Tribunal judiciaire de Paris, le 31 octobre 2025, n°2025R01133

Le tribunal judiciaire de Paris, statuant en référé le 31 octobre 2025, se prononce sur une demande de mesures conservatoires. L’administrateur judiciaire et le mandataire judiciaire sollicitent la suspension de résolutions d’assemblée. Ces résolutions ont modifié les statuts et révoqué la présidente d’une SAS en procédure de sauvegarde. Le défendeur invoque l’urgence et la régularité de sa démarche. Le juge examine l’existence d’un trouble manifestement illicite au sens de l’article 873 du code de procédure civile. Il ordonne la suspension provisoire des résolutions litigieuses et condamne le défendeur aux frais.

La hiérarchie normative au sein de la gouvernance sociale

Le juge des référés rappelle la primauté des statuts dans l’organisation interne. Il écarte l’argument d’une contradiction entre les clauses statutaires. Les articles 16.1, 16.2 et 18.3.c définissent un système de gouvernance à deux niveaux. Ce système est comparable à celui d’une société anonyme avec un conseil de surveillance. Le comité de surveillance approuve la nomination et la révocation du président. L’assemblée des associés prend formellement ces décisions ensuite. L’ordonnance précise que « ces stipulations statutaires ne sont ni contradictoires entre elles, ni contraires à celles du pacte ». (Sur le trouble manifestement illicite invoqué par AJRS et BTSG, ès-qualités) Cette lecture coordonnée assure la sécurité juridique des mécanismes de direction. Elle empêche tout contournement unilatéral des procédures établies.

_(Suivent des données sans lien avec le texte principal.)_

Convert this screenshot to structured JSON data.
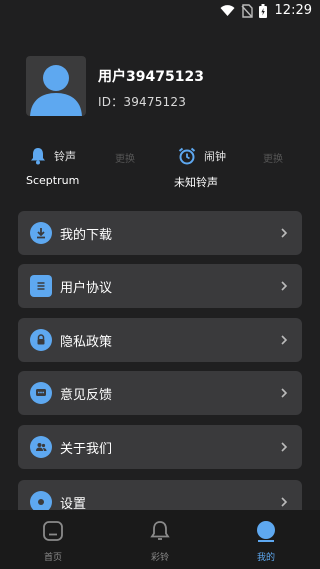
{
  "status": {
    "time": "12:29"
  },
  "profile": {
    "username": "用户39475123",
    "id_label": "ID：39475123"
  },
  "ringtone": {
    "left": {
      "title": "铃声",
      "change": "更换",
      "value": "Sceptrum"
    },
    "right": {
      "title": "闹钟",
      "change": "更换",
      "value": "未知铃声"
    }
  },
  "menu": [
    {
      "label": "我的下载",
      "icon": "download-icon"
    },
    {
      "label": "用户协议",
      "icon": "document-icon"
    },
    {
      "label": "隐私政策",
      "icon": "lock-icon"
    },
    {
      "label": "意见反馈",
      "icon": "chat-icon"
    },
    {
      "label": "关于我们",
      "icon": "people-icon"
    },
    {
      "label": "设置",
      "icon": "settings-icon"
    }
  ],
  "tabs": [
    {
      "label": "首页",
      "icon": "home-icon",
      "active": false
    },
    {
      "label": "彩铃",
      "icon": "bell-icon",
      "active": false
    },
    {
      "label": "我的",
      "icon": "profile-icon",
      "active": true
    }
  ],
  "colors": {
    "accent": "#5ea8f0",
    "background": "#1f1f20",
    "card": "#3a3a3c"
  }
}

Le pacte d’actionnaires vient renforcer ce cadre statutaire sans le supplanter. Le juge relève la parfaite cohérence entre les deux documents. Le pacte stipule que « les Parties s’engagent à ne pas modifier les Statuts (i) en ce qui concerne la gouvernance ». (Sur le trouble manifestement illicite invoqué par AJRS et BTSG, ès-qualités) Il interdit également de voter « dans un sens contraire aux décisions du comité de surveillance ». (Sur le trouble manifestement illicite invoqué par AJRS et BTSG, ès-qualités) Cette analyse rejoint la jurisprudence récente sur le sujet. La Cour de cassation rappelle que « les statuts de la société par actions simplifiée fixent les conditions dans lesquelles celle-ci est dirigée ». (Cass. Chambre commerciale financière et économique, le 9 juillet 2025, n°24-10.428) Le pacte complète mais ne peut déroger aux statuts, confirmant leur autorité supérieure.

La sanction du non-respect des procédures statutaires

Le manquement aux règles de gouvernance constitue un trouble manifestement illicite. Le juge constate l’absence de réunion préalable du comité de surveillance. L’assemblée du 17 octobre 2025 a donc statué sans l’approbation requise. Elle a modifié l’article 16.1 concernant la nomination du président. Elle a également révoqué la présidente en fonction, Mme [W]. Cependant, l’article 16.2 relatif à la révocation n’a pas été modifié. La révocation reste donc de la compétence exclusive du comité de surveillance. L’ordonnance estime que « constitue un trouble manifestement illicite qu’il convient de faire cesser » l’adoption de ces résolutions. (Sur le trouble manifestement illicite invoqué par AJRS et BTSG, ès-qualités) Ce raisonnement protège l’équilibre institutionnel défini par les associés.

La suspension des résolutions s’impose pour préserver l’intérêt de la société. Le juge référé souligne le contexte de procédure de sauvegarde. Un changement brutal de gouvernance risquerait de décourager les créanciers. Il pourrait aussi dissuader les repreneurs potentiels sollicités par appel d’offres. Le danger imminent est caractérisé par cette instabilité managériale. La mesure conservatoire ordonnée est donc proportionnée à l’objectif poursuivi. Elle suspend les effets des résolutions et leurs formalités de publicité. Cette solution garantit la continuité de l’entreprise pendant la période critique. Elle rejoint la logique d’une décision qui jugeait illicite une révocation contraire aux statuts. Une cour d’appel a ainsi rejeté une demande car la décision « contredisant l’article 23.2 de ses statuts ». (Cour d’appel de appel de Rennes, le 7 janvier 2025, n°23/03036)

Source : Cour de cassation – Base Open Data « Judilibre » & « Légifrance ».